Recruter du personnel pour le ménage peut se faire de différentes façons. De manière générale, le recrutement de salariés est soumis aux règles du droit du travail.
Vous pouvez ainsi employer du personnel via un contrat de travail, ou encore faire appel à une agence d’interim. L’emploi de personnel peut également se faire dans le cadre d’un régime particulier tel les chèques emploi-service (Cesu), il convient alors de vous adresser à l’URSSAF afin de connaître les conditions et savoir si vous êtes éligible à ce service.
Lorsque vous employez une personne pour effectuer du ménage, vous devez vous assurer, en tant qu’employeur, d’être en conformité avec les droits et obligations qui sont les vôtres en vertu de la réglementation applicable. En ce sens, il est utile de faire appel à des professionnels du secteur afin de vous aider dans la rédaction d’éventuels contrats, de vous informer sur le cadre légal qui s’applique à votre activité, et de vous conseiller au mieux dans votre rôle d’employeur.
Avons-nous des obligations en termes de mutuelle ou de retraite ?
Les obligations en matière de mutuelle et retraite dépendent du statut sous lequel vous exploitez l’établissement locatif et ce que prévoit la réglementation correspondante.
En fonction de la forme d’exercice de votre activité, votre couverture de sécurité sociale ainsi que vos droits à la retraite vont différer, par exemple si vous exploitez en société commerciale ou plutôt en autoentreprise. En ce sens, il peut être pertinent de prendre une mutuelle complémentaire.
Pour information et pour exemple, voici un aperçu des différences dans le coût et les droits des co-gérants de SARL (statut de travailleur non salarié – TNS) par rapport aux dirigeants de SAS (statut d’assimilé salarié).

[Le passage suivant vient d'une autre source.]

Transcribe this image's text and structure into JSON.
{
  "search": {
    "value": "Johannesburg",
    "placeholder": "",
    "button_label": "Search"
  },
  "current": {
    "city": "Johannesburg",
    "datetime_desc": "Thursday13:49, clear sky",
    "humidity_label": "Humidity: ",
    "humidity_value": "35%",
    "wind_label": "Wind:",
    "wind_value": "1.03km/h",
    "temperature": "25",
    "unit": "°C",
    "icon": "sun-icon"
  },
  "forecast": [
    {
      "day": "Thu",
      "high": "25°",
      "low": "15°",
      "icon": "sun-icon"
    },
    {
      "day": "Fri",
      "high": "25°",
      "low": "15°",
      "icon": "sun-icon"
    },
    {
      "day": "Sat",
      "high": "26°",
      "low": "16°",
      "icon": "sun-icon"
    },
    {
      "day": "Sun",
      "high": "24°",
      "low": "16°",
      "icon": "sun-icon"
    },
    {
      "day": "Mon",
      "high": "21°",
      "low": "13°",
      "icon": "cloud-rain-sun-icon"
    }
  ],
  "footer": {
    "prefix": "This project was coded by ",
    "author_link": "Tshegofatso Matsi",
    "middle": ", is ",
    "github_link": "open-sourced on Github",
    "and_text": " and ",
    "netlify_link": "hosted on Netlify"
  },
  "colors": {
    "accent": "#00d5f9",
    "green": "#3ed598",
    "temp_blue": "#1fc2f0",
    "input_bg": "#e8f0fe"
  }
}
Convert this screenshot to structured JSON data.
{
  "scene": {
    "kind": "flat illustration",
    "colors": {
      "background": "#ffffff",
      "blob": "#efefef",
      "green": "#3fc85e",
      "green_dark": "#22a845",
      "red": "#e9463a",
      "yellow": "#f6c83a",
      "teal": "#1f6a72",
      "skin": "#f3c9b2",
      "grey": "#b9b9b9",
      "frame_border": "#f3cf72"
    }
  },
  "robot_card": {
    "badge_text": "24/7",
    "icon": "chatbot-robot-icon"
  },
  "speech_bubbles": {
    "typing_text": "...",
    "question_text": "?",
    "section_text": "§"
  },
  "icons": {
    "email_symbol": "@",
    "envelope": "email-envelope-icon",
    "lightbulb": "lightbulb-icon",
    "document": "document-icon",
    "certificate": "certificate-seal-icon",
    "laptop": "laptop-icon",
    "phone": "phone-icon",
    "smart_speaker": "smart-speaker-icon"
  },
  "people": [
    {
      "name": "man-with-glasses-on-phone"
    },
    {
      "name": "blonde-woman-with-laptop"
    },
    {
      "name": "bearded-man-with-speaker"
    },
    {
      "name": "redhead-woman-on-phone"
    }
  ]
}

La différence de charges sociales entre ces deux statuts résulte en une différence de droits, en matière de protection sociale et de retraite.
Si aucune rémunération n’est versée au Président, la SAS ne paie pas de charges sociales – par conséquent, le dirigeant n’a aucune protection. À l’opposé, le dirigeant de SARL ayant le statut de TNS bénéficie d’une couverture sociale minimale, y compris s’il ne perçoit pas de rémunération, car la SARL devra en payer de toute façon.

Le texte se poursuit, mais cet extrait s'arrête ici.